Em 2018, a gripe espanhola – pandemia que matou milhões em todo o mundo – completou 100 anos. Os principais núcleos de saúde e ciência, como a Organização Mundial de Saúde, a Academia Nacional de Ciências e o CDC – Centers for Disease Control and Prevention – reconheceram, na ocasião, a possibilidade de o cenário se repetir, haja vista o potencial de mutação das cepas e a possibilidade de se desenvolverem a partir de um vírus originariamente animal, consideradas a falta de imunidade dos seres humanos e a inexistência de uma vacina de espectro geral. “Com o crescimento das viagens globais, uma pandemia pode se espalhar rapidamente em todo o mundo com pouco tempo para preparar uma resposta à saúde pública”, alertou a OMS na ocasião.
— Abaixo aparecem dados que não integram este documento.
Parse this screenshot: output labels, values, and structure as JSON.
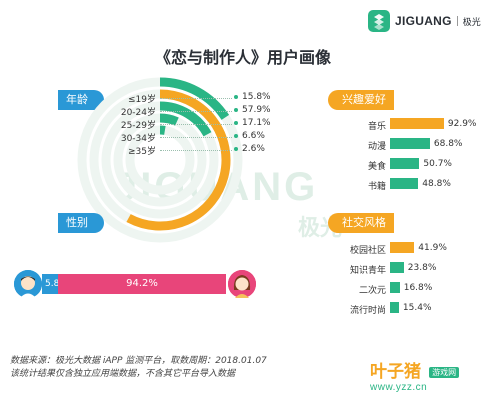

As respostas se confirmaram e o remédio veio com um gosto bastante amargo: quarentena, isolamento, lockdown, colapsos nos sistemas de saúde, perecimento das economias. Empobrecimento. Sufocaram-se os abraços, os beijos e os apertos de mão, até mesmo quando são os últimos.
A contenção da pandemia do novo coronavírus é desafio mundial que pode exigir a aplicação de medidas rígidas. Restrições antes impensáveis, hoje são adotadas por Estados democráticos e não democráticos, em prol da preservação da saúde pública e da própria sociedade. Em contraposição a efetivação dessas medidas, questiona-se o avanço do Estado sobre direitos fundamentais do cidadão, especialmente sobre o direito de ir e vir (CF, art. 5º, inciso XV), que é constitucionalmente assegurado por meio de uma abstenção do Estado, uma obrigação de não fazer.
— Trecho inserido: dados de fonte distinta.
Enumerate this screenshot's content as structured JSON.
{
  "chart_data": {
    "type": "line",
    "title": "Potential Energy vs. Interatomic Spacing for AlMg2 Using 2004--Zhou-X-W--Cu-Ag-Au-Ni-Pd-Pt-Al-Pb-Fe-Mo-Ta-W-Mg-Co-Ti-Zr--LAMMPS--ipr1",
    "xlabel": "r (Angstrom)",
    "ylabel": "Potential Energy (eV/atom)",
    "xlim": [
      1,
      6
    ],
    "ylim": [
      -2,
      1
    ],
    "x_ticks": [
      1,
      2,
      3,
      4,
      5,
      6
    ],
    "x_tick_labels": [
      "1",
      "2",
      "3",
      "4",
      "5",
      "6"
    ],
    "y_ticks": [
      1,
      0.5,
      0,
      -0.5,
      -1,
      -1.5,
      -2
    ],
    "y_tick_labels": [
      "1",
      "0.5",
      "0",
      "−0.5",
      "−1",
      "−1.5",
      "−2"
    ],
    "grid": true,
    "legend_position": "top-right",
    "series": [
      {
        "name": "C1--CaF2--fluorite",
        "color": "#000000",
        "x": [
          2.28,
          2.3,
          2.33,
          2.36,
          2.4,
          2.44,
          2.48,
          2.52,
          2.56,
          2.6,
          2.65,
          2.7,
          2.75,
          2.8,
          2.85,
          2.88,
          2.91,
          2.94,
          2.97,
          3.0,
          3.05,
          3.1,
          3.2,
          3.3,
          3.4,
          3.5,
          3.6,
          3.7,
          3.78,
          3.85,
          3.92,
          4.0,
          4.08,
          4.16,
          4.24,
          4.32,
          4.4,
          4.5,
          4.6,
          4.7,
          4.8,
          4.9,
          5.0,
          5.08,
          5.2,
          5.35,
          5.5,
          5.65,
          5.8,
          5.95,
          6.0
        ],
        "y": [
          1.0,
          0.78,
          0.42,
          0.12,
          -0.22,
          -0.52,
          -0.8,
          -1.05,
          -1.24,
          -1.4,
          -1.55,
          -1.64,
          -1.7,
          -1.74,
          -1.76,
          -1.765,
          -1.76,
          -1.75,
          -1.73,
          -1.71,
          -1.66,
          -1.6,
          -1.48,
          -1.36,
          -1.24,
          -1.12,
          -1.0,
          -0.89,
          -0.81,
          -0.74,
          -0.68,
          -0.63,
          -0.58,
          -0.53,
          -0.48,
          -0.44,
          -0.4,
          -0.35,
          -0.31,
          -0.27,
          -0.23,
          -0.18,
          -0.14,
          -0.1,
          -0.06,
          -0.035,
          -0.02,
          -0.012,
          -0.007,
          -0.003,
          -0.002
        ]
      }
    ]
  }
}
Vislumbra-se, neste momento, uma aparente colisão entre a manutenção irrestrita dessa liberdade individual frente aos direitos fundamentais à vida (CF, art. 5º, caput) e à saúde (CF, art. 6º, caput) de todos os cidadãos, bem como a possibilidade da potencialização de risco ao próprio Sistema Único de Saúde (SUS), de caráter universal.
Indiscutivelmente, nenhum direito fundamental é absoluto, como não o é o direito de ir e vir. Se por um lado esse direito deve ser exercido nos termos da lei, podendo ser restringido em decorrência de uma situação excepcional não previamente prevista na Constituição, por outro não pode ser esvaziado enquanto garantia constitucional, necessitando ser assegurado o núcleo essencial do próprio direito.
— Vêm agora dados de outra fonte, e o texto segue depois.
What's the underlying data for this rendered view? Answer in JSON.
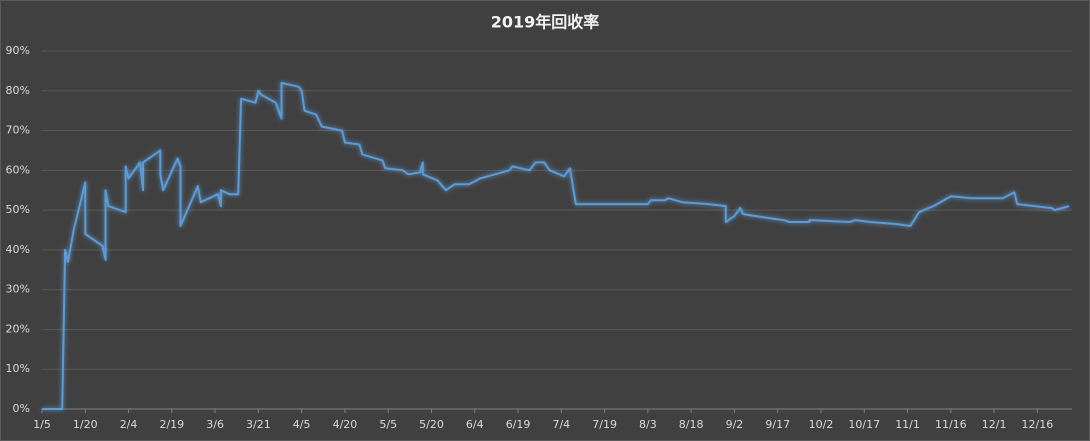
{
  "chart_data": {
    "type": "line",
    "title": "2019年回收率",
    "x": [
      "1/5",
      "1/12",
      "1/13",
      "1/14",
      "1/16",
      "1/20",
      "1/20",
      "1/26",
      "1/27",
      "1/27",
      "1/28",
      "2/3",
      "2/3",
      "2/4",
      "2/8",
      "2/9",
      "2/9",
      "2/15",
      "2/15",
      "2/16",
      "2/21",
      "2/22",
      "2/22",
      "2/28",
      "3/1",
      "3/7",
      "3/8",
      "3/8",
      "3/11",
      "3/14",
      "3/15",
      "3/20",
      "3/21",
      "3/22",
      "3/27",
      "3/29",
      "3/29",
      "4/4",
      "4/5",
      "4/6",
      "4/10",
      "4/12",
      "4/19",
      "4/20",
      "4/25",
      "4/26",
      "5/3",
      "5/4",
      "5/10",
      "5/12",
      "5/16",
      "5/17",
      "5/17",
      "5/22",
      "5/25",
      "5/28",
      "6/2",
      "6/6",
      "6/11",
      "6/16",
      "6/17",
      "6/23",
      "6/25",
      "6/28",
      "6/30",
      "7/5",
      "7/7",
      "7/8",
      "7/9",
      "8/3",
      "8/4",
      "8/9",
      "8/10",
      "8/15",
      "8/24",
      "8/30",
      "8/30",
      "9/2",
      "9/4",
      "9/5",
      "9/14",
      "9/19",
      "9/21",
      "9/28",
      "9/28",
      "10/12",
      "10/14",
      "10/19",
      "10/28",
      "11/2",
      "11/5",
      "11/10",
      "11/16",
      "11/23",
      "11/28",
      "12/4",
      "12/8",
      "12/9",
      "12/21",
      "12/22",
      "12/27"
    ],
    "series": [
      {
        "name": "回收率",
        "color": "#5b9bd5",
        "values": [
          0,
          0,
          40,
          37,
          45,
          57,
          44,
          41,
          37.5,
          55,
          51,
          49.5,
          61,
          58,
          62,
          55,
          62,
          65,
          59,
          55,
          63,
          61,
          46,
          56,
          52,
          54,
          51,
          55,
          54,
          54,
          78,
          77,
          80,
          79,
          77,
          73,
          82,
          81,
          80,
          75,
          74,
          71,
          70,
          67,
          66.5,
          64,
          62.5,
          60.5,
          60,
          59,
          59.5,
          62,
          59,
          57.5,
          55,
          56.5,
          56.5,
          58,
          59,
          60,
          61,
          60,
          62,
          62,
          60,
          58.5,
          60.5,
          56,
          51.5,
          51.5,
          52.5,
          52.5,
          53,
          52,
          51.5,
          51,
          47,
          48.5,
          50.5,
          49,
          48,
          47.5,
          47,
          47,
          47.5,
          47,
          47.5,
          47,
          46.5,
          46,
          49.5,
          51,
          53.5,
          53,
          53,
          53,
          54.5,
          51.5,
          50.5,
          50,
          51
        ]
      }
    ],
    "xlim": [
      "1/5",
      "12/28"
    ],
    "xticks": [
      "1/5",
      "1/20",
      "2/4",
      "2/19",
      "3/6",
      "3/21",
      "4/5",
      "4/20",
      "5/5",
      "5/20",
      "6/4",
      "6/19",
      "7/4",
      "7/19",
      "8/3",
      "8/18",
      "9/2",
      "9/17",
      "10/2",
      "10/17",
      "11/1",
      "11/16",
      "12/1",
      "12/16"
    ],
    "ylim": [
      0,
      90
    ],
    "yticks": [
      {
        "value": 0,
        "label": "0%"
      },
      {
        "value": 10,
        "label": "10%"
      },
      {
        "value": 20,
        "label": "20%"
      },
      {
        "value": 30,
        "label": "30%"
      },
      {
        "value": 40,
        "label": "40%"
      },
      {
        "value": 50,
        "label": "50%"
      },
      {
        "value": 60,
        "label": "60%"
      },
      {
        "value": 70,
        "label": "70%"
      },
      {
        "value": 80,
        "label": "80%"
      },
      {
        "value": 90,
        "label": "90%"
      }
    ],
    "grid": true
  }
}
A vida em sociedade e a efetividade da democracia demandam a abdicação de vontades individuais em prol de uma ordem lógica coletiva, de uma vontade que satisfaça, se não a todos, pelo menos à maioria. Não se questiona o modelo idealizado, mas a prática traz os mais diversos desafios relacionados às minorias, seja pela necessidade de medidas positivas para sua a inclusão, seja para obrigá-las a se ajustarem a maioria.
O novo cenário ocasionado pela covid-19 põe em discussão a supremacia da saúde pública (art. 6º) sobre os demais direitos, como a liberdade de locomoção (art. 5º, inc. II e XV, CF), de reunião (art. 5º, inc. XVI, CF) e até mesmo da inviolabilidade da intimidade (art. 5º, inc. X e XII, CF), entre outros.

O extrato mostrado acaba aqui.